To just give an example of how you see that in the real world, you can think of very, very, very safe investments. For example, if you just have your money in a savings or checking account, you might get low single digits—1%, 2%, 3%—on your money depending on where interest rates are, which doesn't feel like a lot, but it's very, very, very safe. If it's less than $250,000 per person per account type, well then you are pretty much guaranteed to get your money back.
So, low risk and arguably low return. If you were to go slightly higher risk, you could do something like lend to the federal government. You lend to the federal government by buying treasury bonds and treasury bills, oftentimes T-bills for short. Now those are pretty much guaranteed to pay you what they say they're going to pay you. So you say, "Okay, why do I get slightly higher interest for that than I get on my checking account?"
Well, it's a little bit less convenient if you need your money right that second. Yes, you could sell those treasury bills or treasury bonds, but those prices do fluctuate. So you're only guaranteed to get the money plus the interest if you hold it all the way, all the way to however long that treasury bond or treasury bill was for. It might be for one year, two years, or 10 years, or whatever it is.
There's a certain risk, not just for the price fluctuations, but also regarding how accessible that money is.

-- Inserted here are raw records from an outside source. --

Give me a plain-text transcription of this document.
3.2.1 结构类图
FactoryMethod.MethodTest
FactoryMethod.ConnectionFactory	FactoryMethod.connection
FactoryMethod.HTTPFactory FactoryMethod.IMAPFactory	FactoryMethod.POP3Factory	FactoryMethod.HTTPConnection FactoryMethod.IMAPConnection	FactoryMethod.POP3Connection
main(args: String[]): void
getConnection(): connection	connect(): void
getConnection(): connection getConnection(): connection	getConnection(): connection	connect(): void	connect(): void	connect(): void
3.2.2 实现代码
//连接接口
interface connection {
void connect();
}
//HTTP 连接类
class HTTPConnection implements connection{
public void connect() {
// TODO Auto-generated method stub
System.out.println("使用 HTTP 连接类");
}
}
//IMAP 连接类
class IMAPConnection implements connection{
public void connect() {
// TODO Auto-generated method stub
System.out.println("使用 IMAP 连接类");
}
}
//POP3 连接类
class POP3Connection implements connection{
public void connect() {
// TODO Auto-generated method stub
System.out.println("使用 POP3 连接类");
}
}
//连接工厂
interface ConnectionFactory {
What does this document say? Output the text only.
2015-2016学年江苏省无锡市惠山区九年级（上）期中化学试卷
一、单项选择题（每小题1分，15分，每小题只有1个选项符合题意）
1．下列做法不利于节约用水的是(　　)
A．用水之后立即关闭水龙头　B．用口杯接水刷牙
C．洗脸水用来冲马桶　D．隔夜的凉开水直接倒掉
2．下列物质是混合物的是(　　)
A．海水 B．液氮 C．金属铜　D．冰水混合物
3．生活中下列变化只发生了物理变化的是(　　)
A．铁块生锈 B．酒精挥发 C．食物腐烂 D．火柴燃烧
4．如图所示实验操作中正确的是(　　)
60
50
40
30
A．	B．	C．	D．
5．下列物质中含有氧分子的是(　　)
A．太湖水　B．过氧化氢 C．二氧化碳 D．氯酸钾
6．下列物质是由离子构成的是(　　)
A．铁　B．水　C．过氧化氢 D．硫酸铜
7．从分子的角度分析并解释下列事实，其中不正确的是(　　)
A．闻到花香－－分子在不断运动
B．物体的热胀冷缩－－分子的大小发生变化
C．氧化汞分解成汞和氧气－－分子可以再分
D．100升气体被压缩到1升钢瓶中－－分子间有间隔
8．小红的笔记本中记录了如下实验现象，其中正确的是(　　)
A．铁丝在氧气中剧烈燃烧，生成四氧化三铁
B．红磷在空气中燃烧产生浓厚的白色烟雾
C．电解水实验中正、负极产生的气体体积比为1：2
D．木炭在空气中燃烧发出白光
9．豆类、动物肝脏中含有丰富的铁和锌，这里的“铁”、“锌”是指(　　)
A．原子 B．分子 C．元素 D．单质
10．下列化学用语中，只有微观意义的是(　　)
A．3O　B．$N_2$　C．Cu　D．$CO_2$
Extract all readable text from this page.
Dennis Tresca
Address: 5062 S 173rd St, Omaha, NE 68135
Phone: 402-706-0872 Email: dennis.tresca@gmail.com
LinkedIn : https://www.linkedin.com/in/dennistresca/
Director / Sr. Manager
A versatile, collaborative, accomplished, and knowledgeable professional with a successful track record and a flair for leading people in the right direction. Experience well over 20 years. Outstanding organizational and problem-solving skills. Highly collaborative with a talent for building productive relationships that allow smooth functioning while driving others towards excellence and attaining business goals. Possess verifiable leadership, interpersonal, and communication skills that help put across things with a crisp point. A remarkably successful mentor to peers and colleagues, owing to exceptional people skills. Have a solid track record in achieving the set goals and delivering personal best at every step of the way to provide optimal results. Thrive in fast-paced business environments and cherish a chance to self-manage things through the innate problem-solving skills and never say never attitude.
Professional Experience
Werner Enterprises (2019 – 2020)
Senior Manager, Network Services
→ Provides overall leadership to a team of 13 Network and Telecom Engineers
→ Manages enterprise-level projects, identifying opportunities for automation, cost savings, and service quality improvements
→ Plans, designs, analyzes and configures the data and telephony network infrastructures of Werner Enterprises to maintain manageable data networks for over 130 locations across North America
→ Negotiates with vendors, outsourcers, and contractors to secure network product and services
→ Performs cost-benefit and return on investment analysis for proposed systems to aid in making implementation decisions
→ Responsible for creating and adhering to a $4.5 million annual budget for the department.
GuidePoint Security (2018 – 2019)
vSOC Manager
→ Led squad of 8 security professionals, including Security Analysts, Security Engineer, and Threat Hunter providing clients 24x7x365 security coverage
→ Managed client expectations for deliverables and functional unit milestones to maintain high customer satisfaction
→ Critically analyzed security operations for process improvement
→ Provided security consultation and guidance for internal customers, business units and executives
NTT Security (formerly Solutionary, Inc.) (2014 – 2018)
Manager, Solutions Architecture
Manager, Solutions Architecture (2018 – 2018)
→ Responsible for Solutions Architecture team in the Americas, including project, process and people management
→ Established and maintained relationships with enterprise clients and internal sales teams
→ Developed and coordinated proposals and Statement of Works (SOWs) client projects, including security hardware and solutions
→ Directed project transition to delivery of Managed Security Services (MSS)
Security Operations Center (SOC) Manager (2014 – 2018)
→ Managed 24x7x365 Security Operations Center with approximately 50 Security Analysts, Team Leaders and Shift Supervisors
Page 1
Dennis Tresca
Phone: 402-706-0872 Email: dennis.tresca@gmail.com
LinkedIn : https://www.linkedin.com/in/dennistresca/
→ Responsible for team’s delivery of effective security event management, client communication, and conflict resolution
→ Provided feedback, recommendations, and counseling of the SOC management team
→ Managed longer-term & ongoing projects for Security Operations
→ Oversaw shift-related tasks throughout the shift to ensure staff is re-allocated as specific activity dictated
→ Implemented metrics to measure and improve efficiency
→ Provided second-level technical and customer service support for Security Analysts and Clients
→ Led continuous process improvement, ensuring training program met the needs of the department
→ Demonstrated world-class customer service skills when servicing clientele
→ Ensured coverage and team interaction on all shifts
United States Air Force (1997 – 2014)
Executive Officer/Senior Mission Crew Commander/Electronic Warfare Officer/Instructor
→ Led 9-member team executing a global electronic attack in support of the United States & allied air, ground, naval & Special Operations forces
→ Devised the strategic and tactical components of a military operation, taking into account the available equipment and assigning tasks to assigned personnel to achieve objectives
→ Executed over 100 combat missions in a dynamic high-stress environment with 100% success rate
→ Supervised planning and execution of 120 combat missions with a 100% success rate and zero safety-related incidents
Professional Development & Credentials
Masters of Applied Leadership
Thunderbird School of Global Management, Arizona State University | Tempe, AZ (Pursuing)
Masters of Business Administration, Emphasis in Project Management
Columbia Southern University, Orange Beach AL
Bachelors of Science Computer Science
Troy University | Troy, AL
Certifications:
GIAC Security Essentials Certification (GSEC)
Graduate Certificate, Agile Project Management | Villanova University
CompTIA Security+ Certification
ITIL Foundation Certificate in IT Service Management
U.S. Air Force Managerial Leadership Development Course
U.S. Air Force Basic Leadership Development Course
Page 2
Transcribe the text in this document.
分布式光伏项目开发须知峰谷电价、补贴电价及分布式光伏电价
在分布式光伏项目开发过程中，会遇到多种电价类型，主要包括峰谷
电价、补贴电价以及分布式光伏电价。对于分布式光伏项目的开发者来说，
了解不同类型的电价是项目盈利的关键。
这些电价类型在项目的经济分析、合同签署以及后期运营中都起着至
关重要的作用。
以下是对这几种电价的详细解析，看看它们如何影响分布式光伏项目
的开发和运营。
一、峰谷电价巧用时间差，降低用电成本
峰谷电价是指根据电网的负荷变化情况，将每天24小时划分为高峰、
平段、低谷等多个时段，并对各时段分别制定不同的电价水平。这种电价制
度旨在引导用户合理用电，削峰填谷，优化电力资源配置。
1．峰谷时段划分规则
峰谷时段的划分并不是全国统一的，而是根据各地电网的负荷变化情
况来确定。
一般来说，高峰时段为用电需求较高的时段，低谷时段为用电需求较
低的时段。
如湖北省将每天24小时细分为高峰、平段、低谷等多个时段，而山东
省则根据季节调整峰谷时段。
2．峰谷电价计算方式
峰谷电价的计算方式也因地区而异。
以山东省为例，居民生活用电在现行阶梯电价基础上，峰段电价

For example, in that checking or savings account, if you want that money, you can usually get it within a business, within a working day—usually in a matter of hours. If you have a treasury bond or treasury bill, it's a little bit more complicated and you're going to have more of those price fluctuations.
Now, if you wanted to go up the risk and return ladder a little bit more, you could lend to other entities. You could lend to big safe companies. They will pay you higher interest than the federal government will, but there's a little bit more risk that they might not pay that loan back. Maybe they go out of business, maybe something dramatically negative happens to their business.
What you'll generally see is that as you go to riskier and riskier companies, they're going to pay higher and higher interest on their bonds. If you look at the stock market, where you're actually buying a share—when you buy a stock, you're buying a piece of the company—you'll normally see that the companies that feel pretty, pretty risky, they might feel like they could have a higher return, but they could also have a much higher loss as well.
While companies that are safer, in general speaking, you would expect to have lower risk and also lower return. So, it's important to think about return on investment when you make an investment. And it's very, very, very, very important to think about risk. I can't stress this enough.
How many people have explained, they're like, "Oh, I have a 30% guaranteed ROI investment." I'm like, "Okay, someone's lying to you." Because if it was 30% ROI guaranteed, you would have all of the major investment funds in the world just investing in that. Why would they let little old us invest, or your uncle? Why would they let you invest in that if it was really 30% guaranteed?
I would be very skeptical of people who say something like that. There's usually a risk that that person isn't thinking about, or that return is in some ways shady or fabricated, which also makes me feel that that whole proposition is even riskier. So, there are definitely ways that you can get 10%, 20%, 30% return, but it's usually associated with a decent dose of risk.
When you go into something like that, also think about the worst-case scenario. It's easy to dream about making all the money, but think about what would happen if you lost 30%, or 50%, or 80% of your money. How would you feel then? And then invest accordingly.